AGGIORNAMENTO 22/04: Con l’approvazione di ieri 21 aprile da parte del Consiglio dei Ministri del nuovo decreto anti-Covid restano confermate le misure anticipate, che entreranno in vigore a partire dal 26 aprile e resteranno tali fino al 31 luglio prossimo, salvo miglioramenti. A partire da tale data bar e ristoranti, dunque, riaprono in zona gialla a pranzo e a cena soltanto negli spazi all’aperto, mentre per la riapertura al chiuso bisognerà aspettare il 1 giugno. Confermati l’asporto e la consegna a domicilio, che continuano a essere permessi nel rispetto degli orari del coprifuoco, previsto ancora dalle 22 alle 5 del mattino, almeno fino a giugno. Proprio il coprifuoco è rimasto a lungo terreno di scontro nella discussione tra le forze di maggioranza, con il centrodestra che ne aveva chiesto lo spostamento almeno fino alle 23. Un duro testa a testa tra il presidente del Consiglio Mario Draghi e il leader della Lega Matteo Salvini, poi vinto dalla linea inflessibile del primo, con l’astensione del partito del Carroccio al voto del decreto.

A partire dal 26 aprile prossimo, ristoranti e bar in zona gialla e in possesso di tavoli all’aperto potranno riaprire, sia a pranzo, sia a cena. Dal 1 giugno anche al chiuso, ma solo a pranzo. Sono queste le indicazioni emerse dall’ultima cabina di regia sull’emergenza Covid, tenuta venerdì scorso dal governo con alcuni suoi rappresentanti e confermata dal presidente del Consiglio Mario Draghi durante una conferenza stampa a Palazzo Chigi.

Le previsioni del governo

In leggero anticipo rispetto alle richieste del ministero della Salute – che avrebbe voluto riaprire dagli inizi di maggio – il 26 aprile torneranno le zone gialle, in cui le attività all’aperto potranno riaprire. il buon comportamento individuale, secondo le regole già in vigore, è fondamentale Tra queste anche locali, ristoranti e bar, ma soltanto quelli in grado di garantire una ristorazione all’aperto. “Un rischio ragionato – ha spiegato Draghi –  fondato sui dati che sono in miglioramento. Questo rischio che il governo ha preso, e che sicuramente incontra le aspettative dei cittadini, si fonda su una premessa: che quei provvedimenti che governano il comportamento nelle attività riaperte siano osservati scrupolosamente“. Il presidente del Consiglio ha quindi fatto riferimento alla necessità che tali indicazioni siano fatte rispettare dalle Regioni, dagli enti locali e dalle forze dell’ordine, in una forte campagna di sensibilizzazione. Rispondendo così, di fatto, alle richieste ricevute nei giorni scorsi, proprio dai diversi Governatori regionali, i primi a chiedere di permettere agli esercizi commerciali di poter riprendere a lavorare.

Cosa si potrà fare dal 26 aprile e dal 1 giugno

Il 26 aprile chi ha a disposizione uno spazio esterno potrà dunque ricominciare a lavorare su due turni, pranzo e cena, con tavoli all’aperto. Dal 1 giugno, salvo cambiamenti, potranno riaprire anche i locali al chiuso, ma soltanto a pranzo.
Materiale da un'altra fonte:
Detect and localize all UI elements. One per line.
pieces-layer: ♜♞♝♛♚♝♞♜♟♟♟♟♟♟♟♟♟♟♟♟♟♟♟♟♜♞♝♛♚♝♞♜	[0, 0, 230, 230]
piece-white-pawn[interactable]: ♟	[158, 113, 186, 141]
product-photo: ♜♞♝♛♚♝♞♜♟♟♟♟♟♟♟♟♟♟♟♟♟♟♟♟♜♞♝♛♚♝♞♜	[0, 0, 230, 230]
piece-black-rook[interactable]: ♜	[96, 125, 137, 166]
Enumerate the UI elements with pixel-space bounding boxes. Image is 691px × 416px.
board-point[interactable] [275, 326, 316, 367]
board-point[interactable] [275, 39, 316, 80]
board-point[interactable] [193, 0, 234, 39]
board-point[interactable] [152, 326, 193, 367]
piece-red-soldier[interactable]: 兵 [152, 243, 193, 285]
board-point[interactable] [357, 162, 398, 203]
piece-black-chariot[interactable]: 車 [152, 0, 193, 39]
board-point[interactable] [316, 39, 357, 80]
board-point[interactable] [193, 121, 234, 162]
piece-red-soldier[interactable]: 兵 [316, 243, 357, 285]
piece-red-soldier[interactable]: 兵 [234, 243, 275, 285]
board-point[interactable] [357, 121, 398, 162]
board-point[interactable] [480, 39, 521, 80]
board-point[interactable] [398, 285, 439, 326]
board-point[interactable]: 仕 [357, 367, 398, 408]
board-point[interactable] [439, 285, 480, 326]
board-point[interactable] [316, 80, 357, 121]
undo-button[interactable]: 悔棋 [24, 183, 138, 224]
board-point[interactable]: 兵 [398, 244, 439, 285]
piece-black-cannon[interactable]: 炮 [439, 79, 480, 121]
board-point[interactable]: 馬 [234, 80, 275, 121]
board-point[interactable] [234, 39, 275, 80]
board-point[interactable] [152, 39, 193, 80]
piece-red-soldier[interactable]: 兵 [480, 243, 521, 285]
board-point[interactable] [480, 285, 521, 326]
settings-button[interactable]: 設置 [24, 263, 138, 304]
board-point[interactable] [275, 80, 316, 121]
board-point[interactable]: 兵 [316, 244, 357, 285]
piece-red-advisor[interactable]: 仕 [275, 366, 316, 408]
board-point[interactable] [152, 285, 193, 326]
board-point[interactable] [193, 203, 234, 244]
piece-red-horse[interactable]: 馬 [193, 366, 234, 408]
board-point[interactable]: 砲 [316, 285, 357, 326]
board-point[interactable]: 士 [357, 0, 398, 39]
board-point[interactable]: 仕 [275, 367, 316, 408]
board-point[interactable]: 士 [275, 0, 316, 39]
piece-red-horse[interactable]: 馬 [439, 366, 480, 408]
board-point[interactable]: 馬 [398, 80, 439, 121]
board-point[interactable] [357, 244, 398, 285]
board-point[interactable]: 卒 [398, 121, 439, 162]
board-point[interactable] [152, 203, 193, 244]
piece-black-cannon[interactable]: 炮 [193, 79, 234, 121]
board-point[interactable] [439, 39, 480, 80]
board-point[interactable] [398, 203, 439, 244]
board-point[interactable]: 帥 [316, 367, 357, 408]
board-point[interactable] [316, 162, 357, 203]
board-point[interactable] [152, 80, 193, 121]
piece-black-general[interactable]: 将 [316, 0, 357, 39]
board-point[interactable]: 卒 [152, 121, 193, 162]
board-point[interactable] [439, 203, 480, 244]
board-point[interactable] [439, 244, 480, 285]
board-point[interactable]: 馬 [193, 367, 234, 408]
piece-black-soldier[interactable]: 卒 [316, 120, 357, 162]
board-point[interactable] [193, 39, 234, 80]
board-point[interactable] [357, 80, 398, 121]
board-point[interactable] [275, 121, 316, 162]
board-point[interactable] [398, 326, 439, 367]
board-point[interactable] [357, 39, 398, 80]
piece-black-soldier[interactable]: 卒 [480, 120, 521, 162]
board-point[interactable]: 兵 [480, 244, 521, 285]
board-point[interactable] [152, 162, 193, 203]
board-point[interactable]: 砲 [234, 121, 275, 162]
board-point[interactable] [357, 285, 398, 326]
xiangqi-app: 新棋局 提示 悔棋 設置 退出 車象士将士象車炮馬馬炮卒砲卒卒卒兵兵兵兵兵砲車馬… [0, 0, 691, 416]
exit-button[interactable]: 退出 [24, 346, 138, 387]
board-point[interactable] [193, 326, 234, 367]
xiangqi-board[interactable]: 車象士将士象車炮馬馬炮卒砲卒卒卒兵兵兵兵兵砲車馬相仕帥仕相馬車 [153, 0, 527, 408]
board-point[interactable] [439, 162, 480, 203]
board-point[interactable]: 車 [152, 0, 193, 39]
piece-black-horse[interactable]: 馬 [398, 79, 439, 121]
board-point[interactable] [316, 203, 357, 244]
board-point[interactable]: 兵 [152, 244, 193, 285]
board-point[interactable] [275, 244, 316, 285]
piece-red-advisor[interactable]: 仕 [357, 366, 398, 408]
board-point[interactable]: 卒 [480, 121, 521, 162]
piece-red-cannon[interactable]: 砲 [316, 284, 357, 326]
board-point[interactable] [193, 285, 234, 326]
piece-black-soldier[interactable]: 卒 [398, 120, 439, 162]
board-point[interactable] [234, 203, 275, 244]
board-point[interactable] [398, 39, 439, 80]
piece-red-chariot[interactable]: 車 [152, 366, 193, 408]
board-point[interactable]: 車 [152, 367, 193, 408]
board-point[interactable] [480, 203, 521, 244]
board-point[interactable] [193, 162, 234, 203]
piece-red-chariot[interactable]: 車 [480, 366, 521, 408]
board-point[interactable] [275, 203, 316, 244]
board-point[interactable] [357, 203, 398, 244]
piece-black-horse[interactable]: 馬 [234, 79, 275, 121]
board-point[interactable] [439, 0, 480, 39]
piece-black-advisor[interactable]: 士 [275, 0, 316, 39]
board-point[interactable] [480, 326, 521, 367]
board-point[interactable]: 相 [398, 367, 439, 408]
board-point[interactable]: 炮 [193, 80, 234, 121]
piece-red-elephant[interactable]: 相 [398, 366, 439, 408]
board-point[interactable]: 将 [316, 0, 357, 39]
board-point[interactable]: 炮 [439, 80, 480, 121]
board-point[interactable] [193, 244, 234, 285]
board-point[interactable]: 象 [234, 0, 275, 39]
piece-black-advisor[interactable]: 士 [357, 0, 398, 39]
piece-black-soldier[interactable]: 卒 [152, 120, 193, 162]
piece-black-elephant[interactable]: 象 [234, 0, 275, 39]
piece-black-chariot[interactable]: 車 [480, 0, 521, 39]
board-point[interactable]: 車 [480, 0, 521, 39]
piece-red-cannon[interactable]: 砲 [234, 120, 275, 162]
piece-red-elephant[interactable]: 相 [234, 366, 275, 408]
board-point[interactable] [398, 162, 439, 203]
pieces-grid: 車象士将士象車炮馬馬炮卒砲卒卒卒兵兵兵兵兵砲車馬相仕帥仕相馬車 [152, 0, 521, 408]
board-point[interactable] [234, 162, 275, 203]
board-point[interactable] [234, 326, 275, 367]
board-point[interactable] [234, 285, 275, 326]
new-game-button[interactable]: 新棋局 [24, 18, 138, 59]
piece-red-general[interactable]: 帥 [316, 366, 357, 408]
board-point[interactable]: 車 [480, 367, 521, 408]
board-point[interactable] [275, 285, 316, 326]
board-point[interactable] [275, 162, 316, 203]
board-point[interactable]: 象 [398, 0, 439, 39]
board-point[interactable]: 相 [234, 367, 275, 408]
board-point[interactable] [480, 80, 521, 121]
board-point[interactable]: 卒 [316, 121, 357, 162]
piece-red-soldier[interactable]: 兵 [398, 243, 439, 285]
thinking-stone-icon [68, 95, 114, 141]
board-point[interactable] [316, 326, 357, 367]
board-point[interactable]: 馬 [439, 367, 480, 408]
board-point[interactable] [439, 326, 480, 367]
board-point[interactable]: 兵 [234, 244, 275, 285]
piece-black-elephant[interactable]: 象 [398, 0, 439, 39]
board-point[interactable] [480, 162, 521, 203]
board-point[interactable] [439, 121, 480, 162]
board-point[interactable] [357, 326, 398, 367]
Il tutto sempre nel rispetto del distanziamento, del corretto uso delle mascherine e delle regole per l’igienizzazione. E, soprattutto, dell’orario del coprifuoco, ancora imposto con termine ultimo alle 22. “In questo modo – ha concluso Draghi – si traduce in opportunità straordinaria, non solo per economia, proprio per la nostra vita sociale“.

In attesa dell’ufficialità

Le misure anticipate dovranno comunque essere confermate da un nuovo provvedimento, un decreto che dovrebbe arrivare entro la prossima settimana, che dovrebbe definire nel dettaglio anche le nuove regole previste per gli spostamenti sul territorio nazionale. In base ai dati che emergeranno nei prossimi giorni – il nuovo monitoraggio dell’Istituto Superiore di Sanità è atteso per il 23 aprile – bisognerà chiarire anche se dovranno essere riviste le regole sul distanziamento dei tavoli, così come quelle per eventuale servizio al banco.